Paula Fidalgo Montero (Un día de invierno)



UN DÍA DE INVIERNO

La caída del agua desde el balcón donde una señora mayor riega con esmero sus plantas, el canto de los pájaros, el susurro de las hojas moviéndose… es un ambiente magnífico para dibujar. Me tumbó en el césped, un poco húmedo y con ese aroma tan peculiar que lo caracteriza. Algunas hierbas me acarician las piernas y los lados de la cara, pero en lugar de incomodarme me hace estar más relajada delante del admirable crepúsculo. No pienso, sólo observo esa maravilla e intento inmortalizarla en el papel.


El parque solitario, como siempre, los niños deben de estar jugando con los juguetes en sus casas mientras los padres llegan de trabajar, las farolas iluminan tímidamente la calle, y por los huecos de las casas se perciben los humos negros de las chimeneas encendidas. Observó el estanque de aquel parque, y de pronto, me doy cuenta de que sentados en un pequeño banco se encuentra un matrimonio anciano, contemplando los últimos rayos de sol que les deslumbran dejando unas maravillosas sombras tras ellos. Están apurando los últimos trozos de pan de una barra para dárselos a los patos que se están nadando plácidamente.


Un perro callejero que estaba vagabundeando por el parque, no puede resistirse al olor del pan y aunque de manera tímida y calmada se acerca a la pareja. Camina despacio y se coloca delante de la mujer con miedo. El hombre sin pensárselo dos veces, corta con cuidado un trozo de pan y se lo entrega al perro cariñosamente. La mujer acaricia su espalda dándole calor.

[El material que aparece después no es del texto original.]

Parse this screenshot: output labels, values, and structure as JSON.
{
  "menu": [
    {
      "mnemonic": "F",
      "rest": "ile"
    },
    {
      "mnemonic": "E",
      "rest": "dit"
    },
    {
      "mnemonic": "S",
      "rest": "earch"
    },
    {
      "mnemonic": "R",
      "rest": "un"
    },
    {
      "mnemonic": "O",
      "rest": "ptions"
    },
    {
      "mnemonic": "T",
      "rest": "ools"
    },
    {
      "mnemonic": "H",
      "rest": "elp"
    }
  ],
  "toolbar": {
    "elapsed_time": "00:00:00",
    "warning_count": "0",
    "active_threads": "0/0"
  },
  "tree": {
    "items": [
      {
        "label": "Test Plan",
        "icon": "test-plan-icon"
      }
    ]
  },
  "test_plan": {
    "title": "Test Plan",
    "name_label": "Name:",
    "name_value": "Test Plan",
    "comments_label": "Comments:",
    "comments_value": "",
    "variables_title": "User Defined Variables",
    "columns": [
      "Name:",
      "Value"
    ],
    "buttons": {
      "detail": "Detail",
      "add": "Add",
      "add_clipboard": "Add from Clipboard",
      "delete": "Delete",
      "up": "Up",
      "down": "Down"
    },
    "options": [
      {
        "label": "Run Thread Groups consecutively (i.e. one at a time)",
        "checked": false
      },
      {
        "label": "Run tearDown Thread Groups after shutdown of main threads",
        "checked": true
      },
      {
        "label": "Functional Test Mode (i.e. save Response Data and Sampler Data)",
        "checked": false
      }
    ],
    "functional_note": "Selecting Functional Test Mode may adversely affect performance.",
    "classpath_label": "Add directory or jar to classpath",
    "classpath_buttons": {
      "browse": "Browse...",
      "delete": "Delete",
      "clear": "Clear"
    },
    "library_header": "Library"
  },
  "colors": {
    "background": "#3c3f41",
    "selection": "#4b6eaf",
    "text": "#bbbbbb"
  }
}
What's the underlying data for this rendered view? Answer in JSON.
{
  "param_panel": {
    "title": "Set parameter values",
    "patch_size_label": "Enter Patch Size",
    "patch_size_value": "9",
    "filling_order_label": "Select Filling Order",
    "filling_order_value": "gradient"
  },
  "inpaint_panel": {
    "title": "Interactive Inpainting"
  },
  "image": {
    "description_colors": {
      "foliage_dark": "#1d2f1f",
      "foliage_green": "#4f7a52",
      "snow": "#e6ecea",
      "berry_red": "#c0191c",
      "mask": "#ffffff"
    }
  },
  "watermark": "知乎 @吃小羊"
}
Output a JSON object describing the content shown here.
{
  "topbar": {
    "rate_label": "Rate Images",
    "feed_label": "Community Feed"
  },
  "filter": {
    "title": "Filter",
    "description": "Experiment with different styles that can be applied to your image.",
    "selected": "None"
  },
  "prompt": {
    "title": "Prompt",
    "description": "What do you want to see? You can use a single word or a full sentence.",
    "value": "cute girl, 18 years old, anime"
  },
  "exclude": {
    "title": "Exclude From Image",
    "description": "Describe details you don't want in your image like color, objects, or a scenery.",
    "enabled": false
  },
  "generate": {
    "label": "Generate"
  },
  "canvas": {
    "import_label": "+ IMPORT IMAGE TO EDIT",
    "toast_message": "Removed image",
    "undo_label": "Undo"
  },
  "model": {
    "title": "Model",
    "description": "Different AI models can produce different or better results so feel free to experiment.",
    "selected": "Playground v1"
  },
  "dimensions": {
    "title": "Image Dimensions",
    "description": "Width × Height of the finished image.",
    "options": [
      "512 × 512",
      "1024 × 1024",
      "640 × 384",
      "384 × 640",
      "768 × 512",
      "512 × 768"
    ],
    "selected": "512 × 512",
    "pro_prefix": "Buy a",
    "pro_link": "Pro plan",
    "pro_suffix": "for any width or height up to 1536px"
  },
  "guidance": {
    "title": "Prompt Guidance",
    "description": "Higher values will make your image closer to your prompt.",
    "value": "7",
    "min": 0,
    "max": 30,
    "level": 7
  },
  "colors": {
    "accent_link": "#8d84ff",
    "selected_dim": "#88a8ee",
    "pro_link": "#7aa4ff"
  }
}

El perro, comienza a mover el rabo y a devorar trozo tras trozo el pan que le proporcionan los ancianos. Escucho como ambos se ríen y conversan animadamente, se nota que le han cogido cariño a aquel pequeño perro. La escena es perfecta para retratarla, tres sombras negras que se encuentran en un mismo escenario bajo los escasos rayos de sol.


El hombre se levanta con cautela y ayuda a su mujer, que debe tener algunos años más que él, le tiende la mano y con paso lento, caminan hasta la salida del parque. A su lado aquel gracioso perro, que no esperaba encontrar tanto amor y cariño. Ambos pasan por mi lado y me saludan con una sonrisa sincera. Les devuelvo la sonrisa mientras les observo marcharse.
Terminó el dibujo de aquella bonita estampa frente al lago, recojo mis cosas esperando volver mañana y encontrarme a la pareja sentada frente al estanque.


Como no era de esperar, a la tarde siguiente estaban los dos ahí sentados de nuevo, y así, lo hicieron durante mucho tiempo. Me gustaba bajar a ese parque y encontrármelos, dados de la mano y cuidando de aquel travieso perro.


Desgraciadamente, una fría noche de invierno, el marido se encontraba solo con el perro sentados en el banco, contemplando como se acababa el día. Me acerqué a él con un afable gesto, y le pregunté dónde se encontraba su mujer. El hombre con la voz quebrada me contó que su mujer ya estaba muy cansada para salir a la calle a ver el atardecer. Le propuse traerles ese atardecer que les unía todos los días a su casa. Recopilé todos los bocetos que había estado haciendo sobre ellos, y los enmarqué para que Gloria, así se llamaba la mujer, no dejara de disfrutar nunca de aquel maravilloso paisaje con la persona que más quería a su lado.